Birthday Whole30 Day 8, with a segue into pre-planning wedding planning
Wednesday, October 03, 2012
I haven't TOTALLY come down with something, but after today I probably will. I munched on an apple while I went to Dan's to pick him up (we carpool) and he decided not to go to campus today because he felt so bad. It's totally optional for him on Mondays and Wednesdays since he doesn't have a class and just holes up in the library to laser focus on stuff. It's a skill I have to redevelop (works best if I write summary notes while I read, I found out yesterday. Yay!) Since I didn't have to rush much, I bought a bottled green smoothie that I like to drink when I'm not feeling my best (mostly because it tastes good. No added sugar, but it was a fruit bomb, to use Whole9 language), went home, brewed up my coffee to-go, and ate a chicken thigh. Delicious breakfast if I say so myself.
So I went to class, I ended up not having to really deal with a student crisis (one of the young ladies in my section has a serious issue with the way her email is set up, and it appears it's been going to the professor's spam filter, and as such she was totally unable to communicate to try to schedule an alternate exam date. Madness), and so I left school and went directly back to his house, picked him up, and brought him home to baby him. I figured his parental unit might want the house to themselves being their 25th anniversary, but evidently they didn't actually care but no one corrected my assumption when I came to kidnap their sick son.
For lunch and dinner (I didn't eat again until 5! I'm finally out of EAT ALL THE THINGS land!) I cooked up a big pot of chicken no-noodle soup and it was seriously the best soup I have ever made. The recipe will be at the end of the post. I also roasted up some potatoes but after two bowls of soup we weren't interested. It's really a benefit to be engaged to an Italian who hates pasta. It makes a low-carb life MUCH easier.
Believe it or not, we looked at a half dozen wedding venue sites, and I explained that until we can anticipate a budget for a wedding, we can't decide whether or not to have one, when we might have one, or how we'd deal with the families out of state (the first wedding he ever witnessed was my sister's this March, so he has no clue about wedding preparation, except that his father has apparently ingrained in him that he should have no opinions because it's "my" day. I said bite me and he did). My father suggested that, since both extended families are in Illinois, we should have the big shindig here and then, instead of sending us wedding gifts or paying for tickets to fly down here to Florida, the uncles and aunts could pool to pay our fare to come to them and we could have a small party there, maybe repeat vows if we want to, etc.

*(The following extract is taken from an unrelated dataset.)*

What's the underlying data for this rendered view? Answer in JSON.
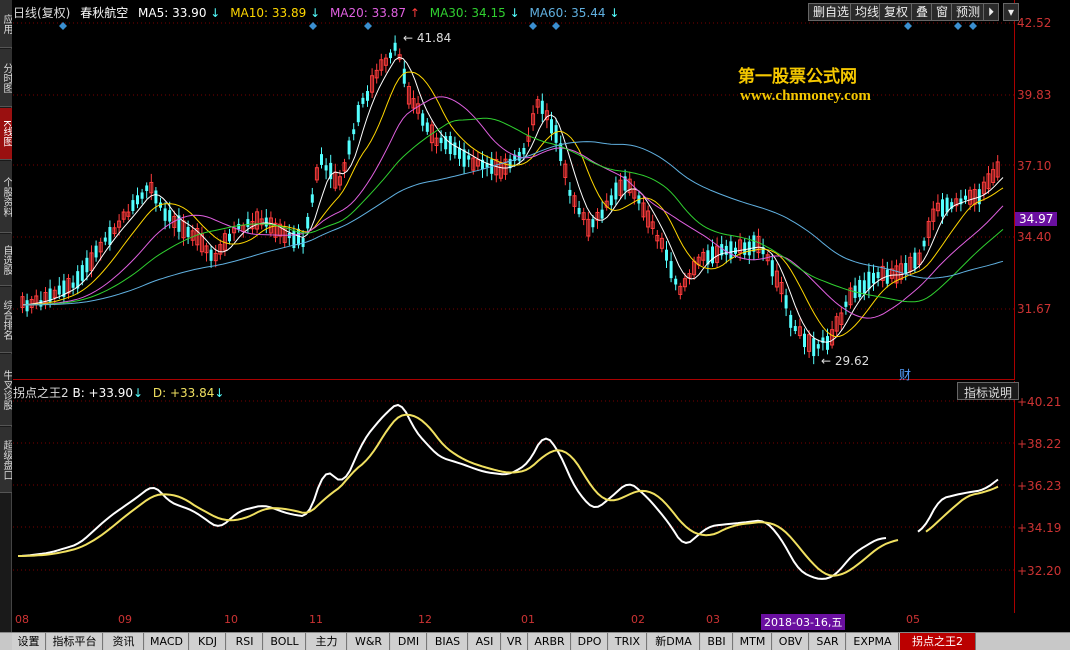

I'd really like to have a wedding, only because I get one chance at it. It would be casual and I really don't care about "the small details," also known as "unnecessary money sinks that no one will actually remember." I also would want it to be bigger than just our parents and best friends, because I really don't see the parents meshing together well. It's elopement with just us and a photographer or it's friends and family together. I showed him my excel spreadsheet (yep, my spreadsheeting extends to wedding planning, as it should) so he's not totally ignorant of what would go into it.
Just think. We might actually be in the planning stage by 2013.

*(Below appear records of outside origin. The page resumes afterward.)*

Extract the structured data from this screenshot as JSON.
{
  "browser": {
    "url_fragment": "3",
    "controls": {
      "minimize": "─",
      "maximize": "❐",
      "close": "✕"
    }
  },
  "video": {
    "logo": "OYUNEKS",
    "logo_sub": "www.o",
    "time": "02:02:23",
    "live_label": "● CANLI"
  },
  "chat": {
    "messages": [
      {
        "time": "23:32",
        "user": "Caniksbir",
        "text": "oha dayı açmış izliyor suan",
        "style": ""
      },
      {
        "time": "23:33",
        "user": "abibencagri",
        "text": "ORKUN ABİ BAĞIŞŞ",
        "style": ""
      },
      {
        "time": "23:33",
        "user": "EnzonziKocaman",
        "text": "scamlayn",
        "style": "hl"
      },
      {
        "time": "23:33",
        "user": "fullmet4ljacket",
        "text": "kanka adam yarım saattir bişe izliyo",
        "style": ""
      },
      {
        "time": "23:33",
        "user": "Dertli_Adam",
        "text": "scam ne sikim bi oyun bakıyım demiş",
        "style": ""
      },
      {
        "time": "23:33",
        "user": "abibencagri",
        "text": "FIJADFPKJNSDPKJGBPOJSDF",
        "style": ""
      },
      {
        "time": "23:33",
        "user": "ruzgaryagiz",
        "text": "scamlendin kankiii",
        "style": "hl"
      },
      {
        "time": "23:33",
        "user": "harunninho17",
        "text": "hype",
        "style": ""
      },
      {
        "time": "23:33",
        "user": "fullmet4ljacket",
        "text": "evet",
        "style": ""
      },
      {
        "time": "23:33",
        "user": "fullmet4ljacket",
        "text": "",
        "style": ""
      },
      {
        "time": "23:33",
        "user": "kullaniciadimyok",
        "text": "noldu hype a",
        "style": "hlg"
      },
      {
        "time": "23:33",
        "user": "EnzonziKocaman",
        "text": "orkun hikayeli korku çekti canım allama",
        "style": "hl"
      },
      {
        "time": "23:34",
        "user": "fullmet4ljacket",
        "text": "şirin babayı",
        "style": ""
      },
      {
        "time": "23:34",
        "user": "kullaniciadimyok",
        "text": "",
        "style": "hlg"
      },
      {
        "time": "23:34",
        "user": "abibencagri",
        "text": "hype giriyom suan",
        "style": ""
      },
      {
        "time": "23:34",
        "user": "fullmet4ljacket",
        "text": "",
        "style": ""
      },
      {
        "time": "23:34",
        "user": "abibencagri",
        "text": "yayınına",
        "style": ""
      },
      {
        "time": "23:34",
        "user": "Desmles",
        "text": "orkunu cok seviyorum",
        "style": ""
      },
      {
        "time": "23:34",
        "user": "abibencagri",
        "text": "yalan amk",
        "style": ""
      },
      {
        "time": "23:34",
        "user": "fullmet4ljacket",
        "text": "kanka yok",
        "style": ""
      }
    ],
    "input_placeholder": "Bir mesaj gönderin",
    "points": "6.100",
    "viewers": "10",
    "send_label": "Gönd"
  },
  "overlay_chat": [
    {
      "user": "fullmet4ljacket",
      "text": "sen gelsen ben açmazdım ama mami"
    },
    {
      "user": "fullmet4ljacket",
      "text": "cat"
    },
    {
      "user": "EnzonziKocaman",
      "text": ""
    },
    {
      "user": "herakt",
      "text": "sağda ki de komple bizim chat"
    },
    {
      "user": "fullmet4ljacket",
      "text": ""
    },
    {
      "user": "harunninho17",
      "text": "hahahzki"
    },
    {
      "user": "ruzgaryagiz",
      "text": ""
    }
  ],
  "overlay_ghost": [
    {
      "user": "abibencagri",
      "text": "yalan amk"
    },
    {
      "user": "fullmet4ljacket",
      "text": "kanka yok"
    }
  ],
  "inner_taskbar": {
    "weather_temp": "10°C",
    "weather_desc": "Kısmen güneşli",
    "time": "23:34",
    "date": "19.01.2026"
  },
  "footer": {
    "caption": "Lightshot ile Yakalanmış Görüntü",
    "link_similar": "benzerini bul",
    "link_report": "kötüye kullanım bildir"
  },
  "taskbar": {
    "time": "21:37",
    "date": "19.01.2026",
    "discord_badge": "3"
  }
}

Chicken No-Noodle Soup: the fast version
2 48-oz cartons of chicken broth (check for MSG and sugar. Seriously. They'll put sugar in anything.)

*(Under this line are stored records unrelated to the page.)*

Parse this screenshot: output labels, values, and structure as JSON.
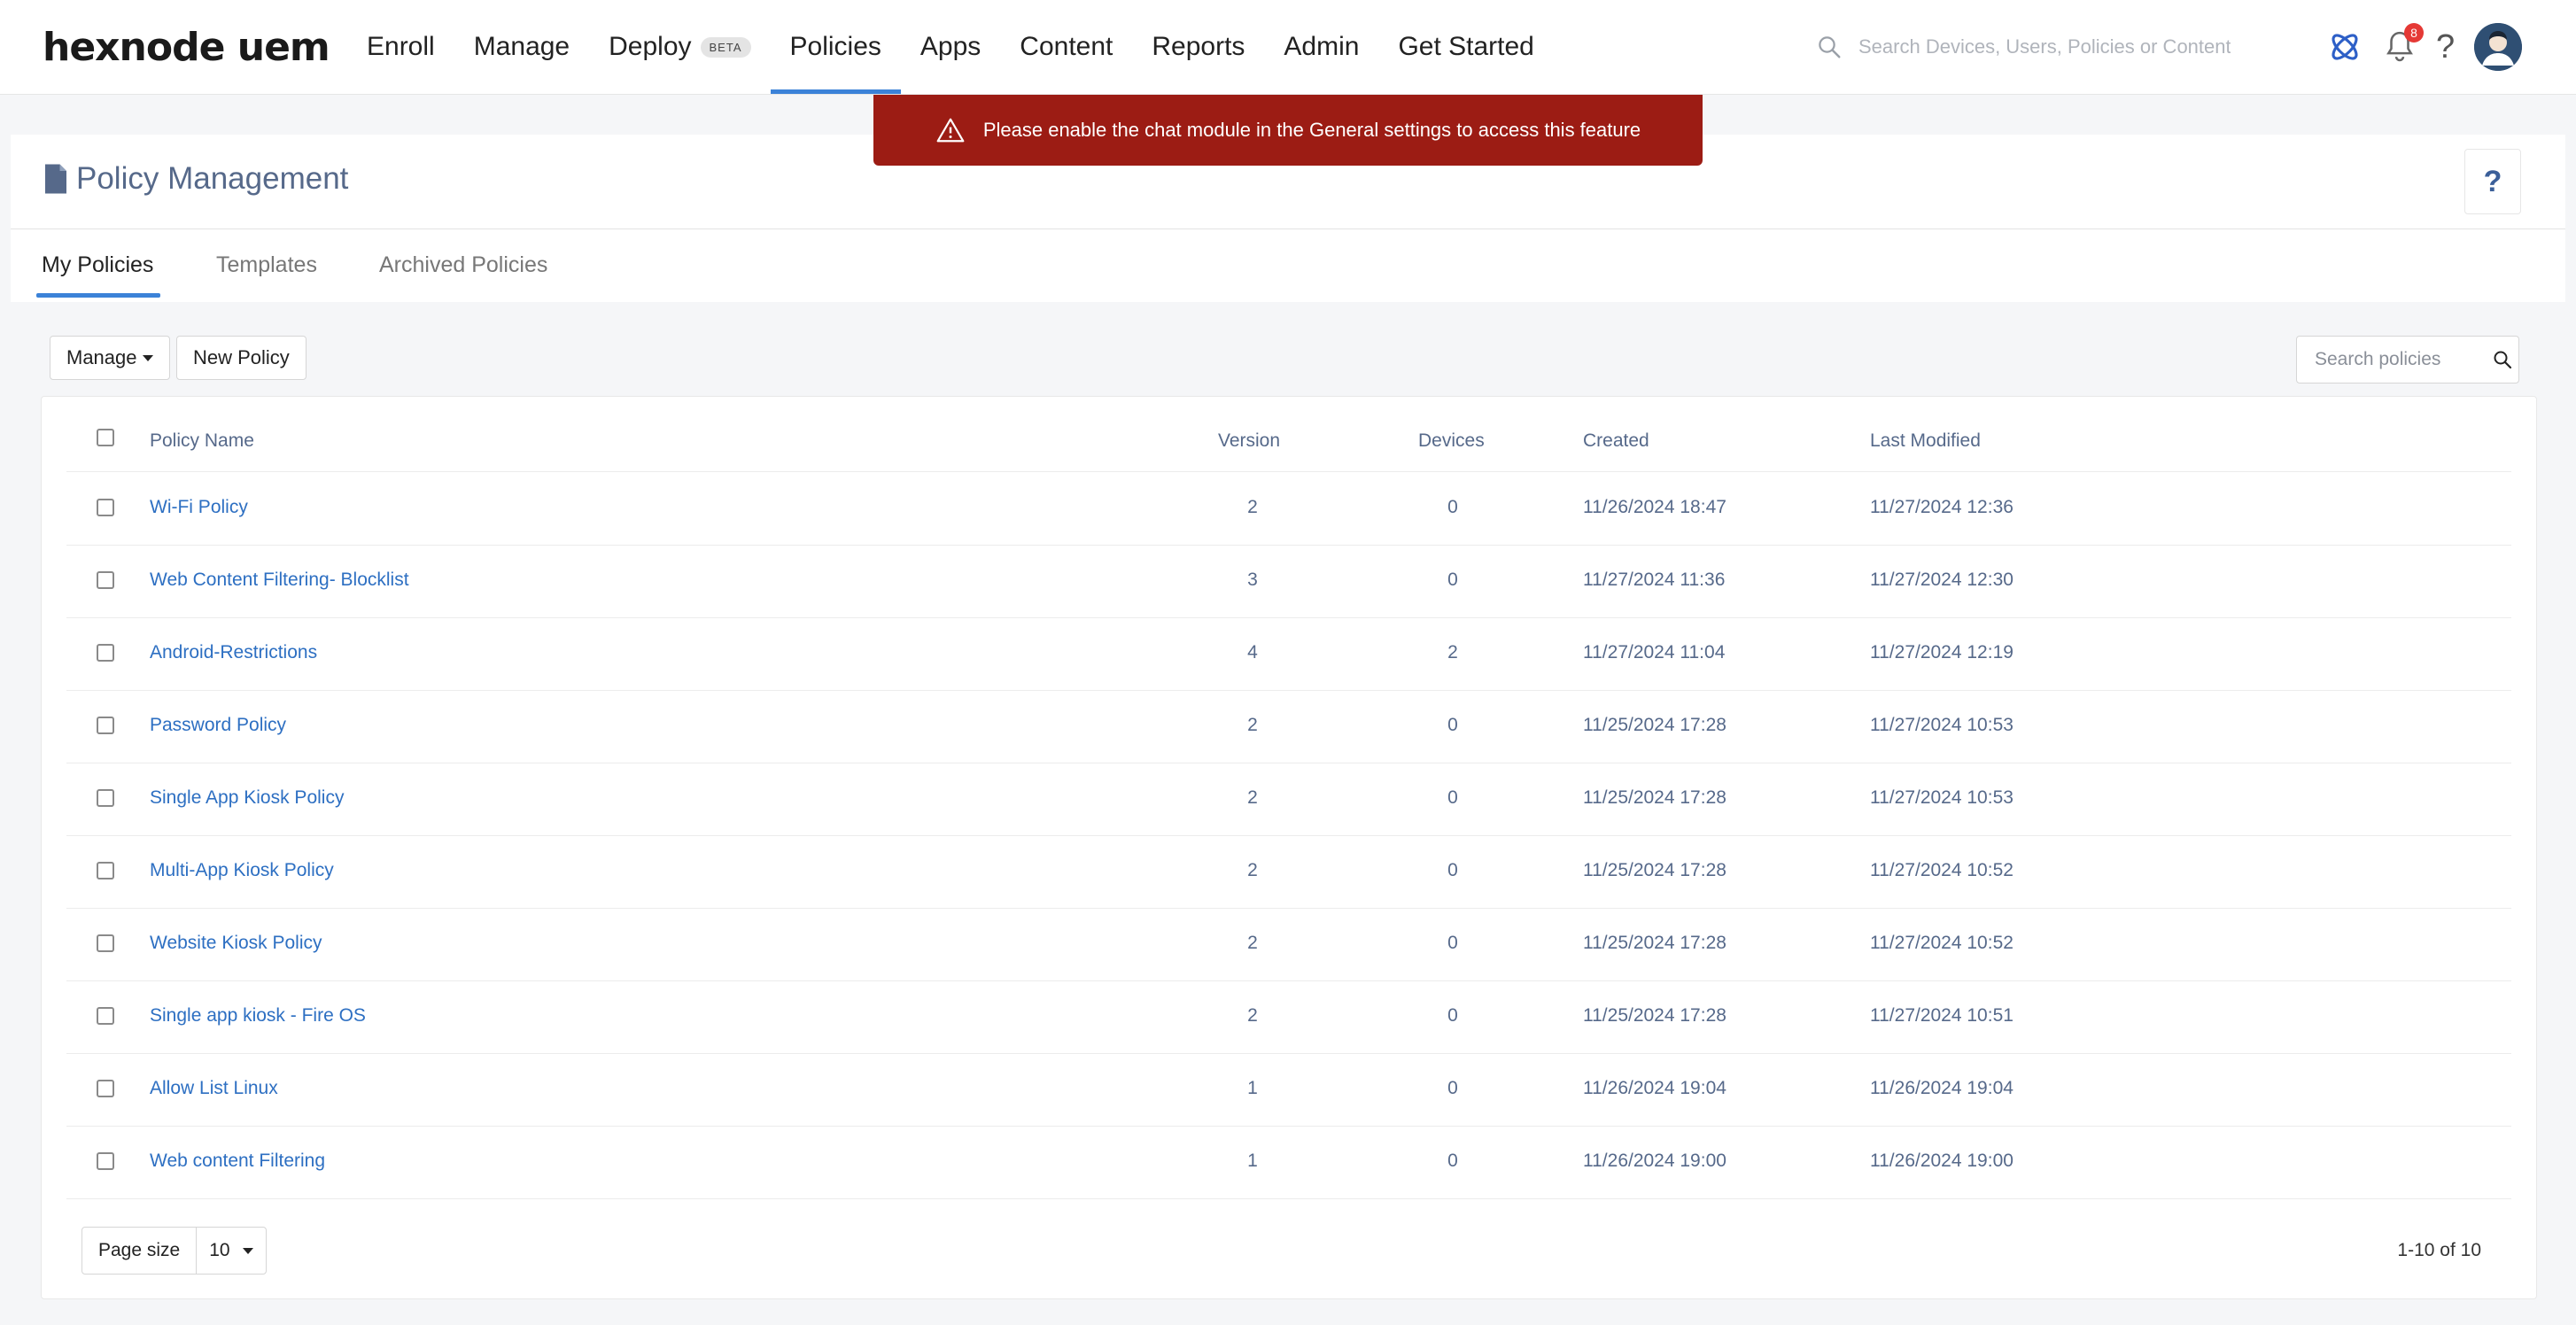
{
  "app": {
    "logo": "hexnode uem"
  },
  "nav": {
    "items": [
      {
        "label": "Enroll"
      },
      {
        "label": "Manage"
      },
      {
        "label": "Deploy",
        "badge": "BETA"
      },
      {
        "label": "Policies",
        "active": true
      },
      {
        "label": "Apps"
      },
      {
        "label": "Content"
      },
      {
        "label": "Reports"
      },
      {
        "label": "Admin"
      },
      {
        "label": "Get Started"
      }
    ],
    "search_placeholder": "Search Devices, Users, Policies or Content",
    "notification_count": "8",
    "help_label": "?"
  },
  "alert": {
    "message": "Please enable the chat module in the General settings to access this feature",
    "color": "#9c1c14"
  },
  "page": {
    "title": "Policy Management",
    "help_label": "?"
  },
  "tabs": [
    {
      "label": "My Policies",
      "active": true
    },
    {
      "label": "Templates"
    },
    {
      "label": "Archived Policies"
    }
  ],
  "toolbar": {
    "manage_label": "Manage",
    "new_policy_label": "New Policy",
    "search_placeholder": "Search policies"
  },
  "table": {
    "headers": {
      "name": "Policy Name",
      "version": "Version",
      "devices": "Devices",
      "created": "Created",
      "modified": "Last Modified"
    },
    "rows": [
      {
        "name": "Wi-Fi Policy",
        "version": "2",
        "devices": "0",
        "created": "11/26/2024 18:47",
        "modified": "11/27/2024 12:36"
      },
      {
        "name": "Web Content Filtering- Blocklist",
        "version": "3",
        "devices": "0",
        "created": "11/27/2024 11:36",
        "modified": "11/27/2024 12:30"
      },
      {
        "name": "Android-Restrictions",
        "version": "4",
        "devices": "2",
        "created": "11/27/2024 11:04",
        "modified": "11/27/2024 12:19"
      },
      {
        "name": "Password Policy",
        "version": "2",
        "devices": "0",
        "created": "11/25/2024 17:28",
        "modified": "11/27/2024 10:53"
      },
      {
        "name": "Single App Kiosk Policy",
        "version": "2",
        "devices": "0",
        "created": "11/25/2024 17:28",
        "modified": "11/27/2024 10:53"
      },
      {
        "name": "Multi-App Kiosk Policy",
        "version": "2",
        "devices": "0",
        "created": "11/25/2024 17:28",
        "modified": "11/27/2024 10:52"
      },
      {
        "name": "Website Kiosk Policy",
        "version": "2",
        "devices": "0",
        "created": "11/25/2024 17:28",
        "modified": "11/27/2024 10:52"
      },
      {
        "name": "Single app kiosk - Fire OS",
        "version": "2",
        "devices": "0",
        "created": "11/25/2024 17:28",
        "modified": "11/27/2024 10:51"
      },
      {
        "name": "Allow List Linux",
        "version": "1",
        "devices": "0",
        "created": "11/26/2024 19:04",
        "modified": "11/26/2024 19:04"
      },
      {
        "name": "Web content Filtering",
        "version": "1",
        "devices": "0",
        "created": "11/26/2024 19:00",
        "modified": "11/26/2024 19:00"
      }
    ]
  },
  "footer": {
    "page_size_label": "Page size",
    "page_size_value": "10",
    "pagination_text": "1-10 of 10"
  }
}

1 cold or hot rotisserie chicken from the deli
1 large onion
4 large stalks celery
4 medium carrots
4 cloves garlic
a handful of fresh parsley
a couple pinches each of dried thyme (or use fresh, I only had dried) and oregano
salt and pepper
Dice the onion, celery, and carrots. Mince the garlic as finely as possible. Heat olive oil in the stockpot and add the aromatics, cook until beginning to soften. Add celery and carrots. Stir occasionally while you remove the skin from the chicken and start tearing the meat off. This is the fun, messy part!
Add the first container of broth to the vegetables. Drop a dollop more olive oil into the pot. I'm convinced that this had a LOT to do with the success of this batch. Dice the meat into small pieces and add to pot. Add second container of stock, the dried herbs, and the salt and pepper. I used at least one teaspoon salt but adjust it to your taste and add it in small increments. Let the soup come to a simmer and cook with occasional stirring until the carrots soften. Chop the parsley and add it, then let cook five minutes more to soften it.